Finding the Period of a Limit Cycle
Although it's primarily designed for ecological models, my EcoEvo package can help. First, you need to install it with
PacletInstall["EcoEvo", "Site" -> "http://raw.githubusercontent.com/cklausme/EcoEvo/master"]
Then, load the package and define your model:
<< EcoEvo`;
S[z_] := 1 + Tanh[z/2]/2;
SetModel[{
Aux[x] -> {Equation :> -x[t] + S[a x[t] - b y[t] + e]},
Aux[y] -> {Equation :> -y[t] + S[c x[t] - d y[t] + f]}
}]
Doublecheck that it matches your results:
a = 10; b = 10; c = 10; d = -5; e = -0.75; f = -15;
sol = EcoSim[{x -> 0.75, y -> 0.25}, 20];
Show[
PlotEcoStreams[{x, 0, 2}, {y, 0, 2}],
RuleListPlot[sol, PlotStyle -> Pink]
]
Now use the final result from the simulation as an initial guess for FindEcoCycle:
ec = FindEcoCycle[FinalSlice[sol]];
PlotDynamics[ec]
The period can be found as the final time of ec:
FinalTime[ec]
(* 5.27899 *)
As a bonus, you can calculate Floquet multipliers with EcoEigenvalues:
EcoEigenvalues[ec]
(* {3.6338*10^-7, -0.71155} *)
If you want to avoid the package, the idea is to warm up the simulation, look for a maximum in one variable (say x), take a tiny step further, then use WhenEvent to look for when you return to that point. There's also a Method using FindRoot.
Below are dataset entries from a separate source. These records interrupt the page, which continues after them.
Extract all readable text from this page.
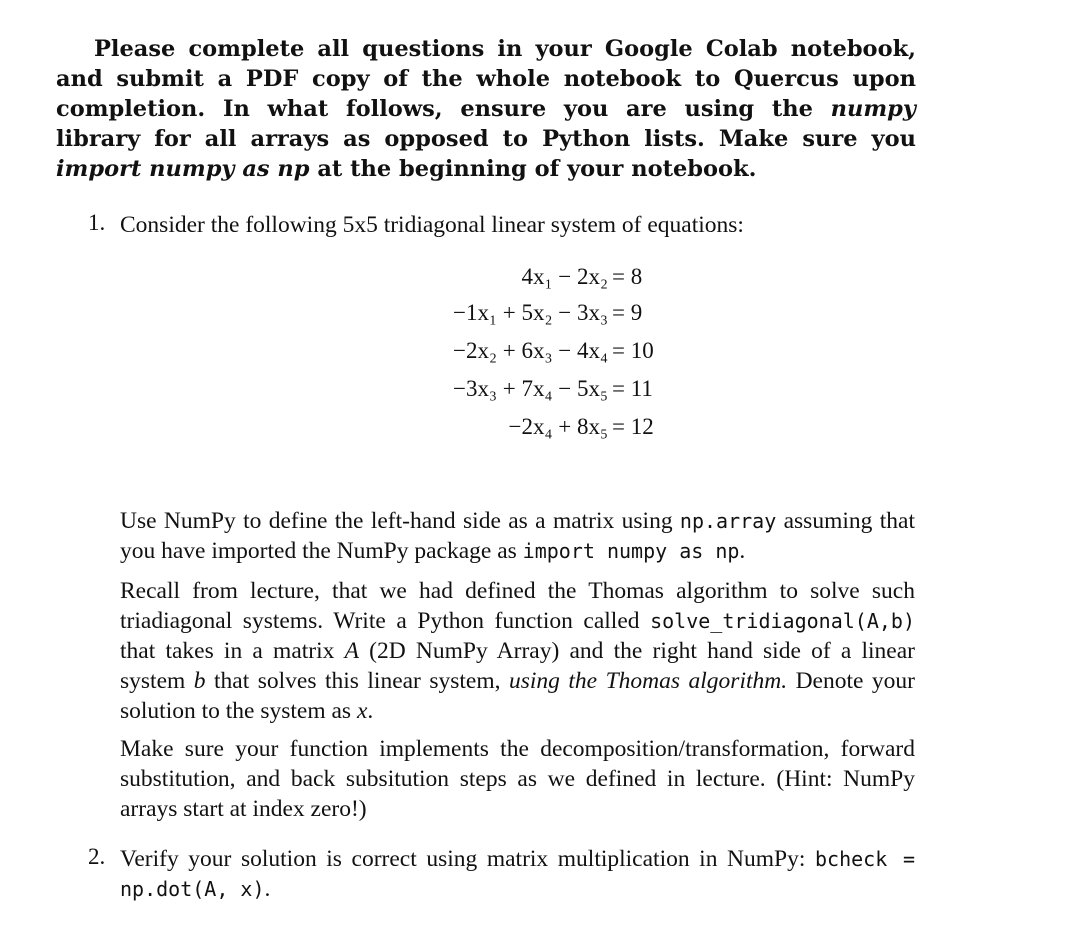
Please complete all questions in your Google Colab notebook, and submit a PDF copy of the whole notebook to Quercus upon completion. In what follows, ensure you are using the numpy library for all arrays as opposed to Python lists. Make sure you import numpy as np at the beginning of your notebook.

1. Consider the following 5x5 tridiagonal linear system of equations:

4x₁ − 2x₂ = 8
−1x₁ + 5x₂ − 3x₃ = 9
−2x₂ + 6x₃ − 4x₄ = 10
−3x₃ + 7x₄ − 5x₅ = 11
−2x₄ + 8x₅ = 12

Use NumPy to define the left-hand side as a matrix using np.array assuming that you have imported the NumPy package as import numpy as np.

Recall from lecture, that we had defined the Thomas algorithm to solve such triadiagonal systems. Write a Python function called solve_tridiagonal(A,b) that takes in a matrix A (2D NumPy Array) and the right hand side of a linear system b that solves this linear system, using the Thomas algorithm. Denote your solution to the system as x.

Make sure your function implements the decomposition/transformation, forward substitution, and back subsitution steps as we defined in lecture. (Hint: NumPy arrays start at index zero!)

2. Verify your solution is correct using matrix multiplication in NumPy: bcheck = np.dot(A, x).
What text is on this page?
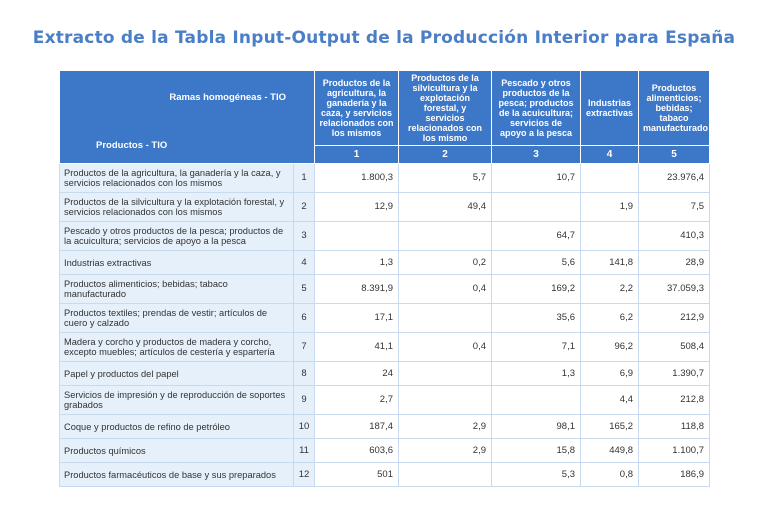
Extracto de la Tabla Input-Output de la Producción Interior para España
Ramas homogéneas - TIO
Productos - TIO		Productos de la agricultura, la ganadería y la caza, y servicios relacionados con los mismos	Productos de la silvicultura y la explotación forestal, y servicios relacionados con los mismo	Pescado y otros productos de la pesca; productos de la acuicultura; servicios de apoyo a la pesca	Industrias extractivas	Productos alimenticios; bebidas; tabaco manufacturado
		1	2	3	4	5
Productos de la agricultura, la ganadería y la caza, y servicios relacionados con los mismos	1	1.800,3	5,7	10,7		23.976,4
Productos de la silvicultura y la explotación forestal, y servicios relacionados con los mismos	2	12,9	49,4		1,9	7,5
Pescado y otros productos de la pesca; productos de la acuicultura; servicios de apoyo a la pesca	3			64,7		410,3
Industrias extractivas	4	1,3	0,2	5,6	141,8	28,9
Productos alimenticios; bebidas; tabaco manufacturado	5	8.391,9	0,4	169,2	2,2	37.059,3
Productos textiles; prendas de vestir; artículos de cuero y calzado	6	17,1		35,6	6,2	212,9
Madera y corcho y productos de madera y corcho, excepto muebles; artículos de cestería y espartería	7	41,1	0,4	7,1	96,2	508,4
Papel y productos del papel	8	24		1,3	6,9	1.390,7
Servicios de impresión y de reproducción de soportes grabados	9	2,7			4,4	212,8
Coque y productos de refino de petróleo	10	187,4	2,9	98,1	165,2	118,8
Productos químicos	11	603,6	2,9	15,8	449,8	1.100,7
Productos farmacéuticos de base y sus preparados	12	501		5,3	0,8	186,9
Here is a simple approach to get the period of the unknown limit cycle. The idea is to approximate the limitcycle by a circle (1st harmonic) around the mean of the limitcycle:
solution NDSolve
XY = NDSolveValue[{x'[t] == -x[t] + s[(a*x[t]) - (b*y[t]) + e],y'[t] == -y[t] + s[(c*x[t]) - (d*y[t]) + f],Thread[{x[0], y[0]} == point]}, {x, y}, {t, 0, T}]
some data of the last points
txy = Table[ { t , Norm[ Through[XY[t]]] } , {t,Subdivide[T/2, T, 100]}];
Fit the circle
{m1, m2} = NIntegrate[Through[XY[t]], {t, T/2, T}]/(T/2);
mod = NonlinearModelFit[txy, {Norm[{m1, m2} +r {Cos[2 Pi t/T1 - \[Alpha]1], Sin[2 Pi t/T1 - \[Alpha]1]}],r > 0}, { r, T1, \[Alpha]1}, t, Method -> "NMinimize"]
mod["BestFitParameters"]
(*{r -> 0.406525, T1 -> 5.28612, \[Alpha]1 -> 2.39255}*)
the period of the limitcycle T1 -> 5.28612
Plot[ Evaluate[Through[XY[t]]] , {t, T/2, T},GridLines ->Evaluate[{{T - T1, T}, None} /. mod["BestFitParameters"]]]
I'll elaborate on the method indicated by @ChrisK involving use of WhenEvent to find a pair of maxima. Here I find a bunch of such pairs and take differences. It will be clear that they converge.
s[x_] := (1 + Tanh[x/2]/2);
{a, b, c, d, e, f} = {10, 10, 10, -5, -0.75, -15};
T = 40;
point = {0.77, 0.29};
We find both max and min values un y[t] (could also do this for x[t] but one suffices). THis is done by recording values t for which y'[t] vanishes.
extrema =
Reap[NDSolveValue[{x'[t] == -x[t] + s[(a*x[t]) - (b*y[t]) + e],
y'[t] == -y[t] + s[(c*x[t]) - (d*y[t]) + f],
Thread[{x[0], y[0]} == point],
WhenEvent[y'[t] == 0, Sow[t]]}, {x[t], y[t]}, {t, 0, 3 T}]][[2,
1]];
We want to go from peaks to peaks and valleys to valleys so we find time differences between extrema located two apart.
Differences[Partition[extrema, 2]]
(* Out[457]= {{5.38632, 5.29292}, {5.2813, 5.27931}, {5.27904,
5.27899}, {5.27899, 5.27899}, {5.27899, 5.27899}, {5.27899,
5.27899}, {5.27899, 5.27899}, {5.27899, 5.27899}, {5.27899,
5.27899}, {5.27899, 5.27899}, {5.27899, 5.27899}, {5.27899,
5.27899}, {5.27899, 5.27899}, {5.27899, 5.27899}, {5.27899,
5.27899}, {5.27899, 5.27899}, {5.27899, 5.27899}, {5.27899,
5.27899}, {5.27899, 5.27899}, {5.27899, 5.27899}, {5.27899,
5.27899}} *)
And 5.27899 falls out as the period.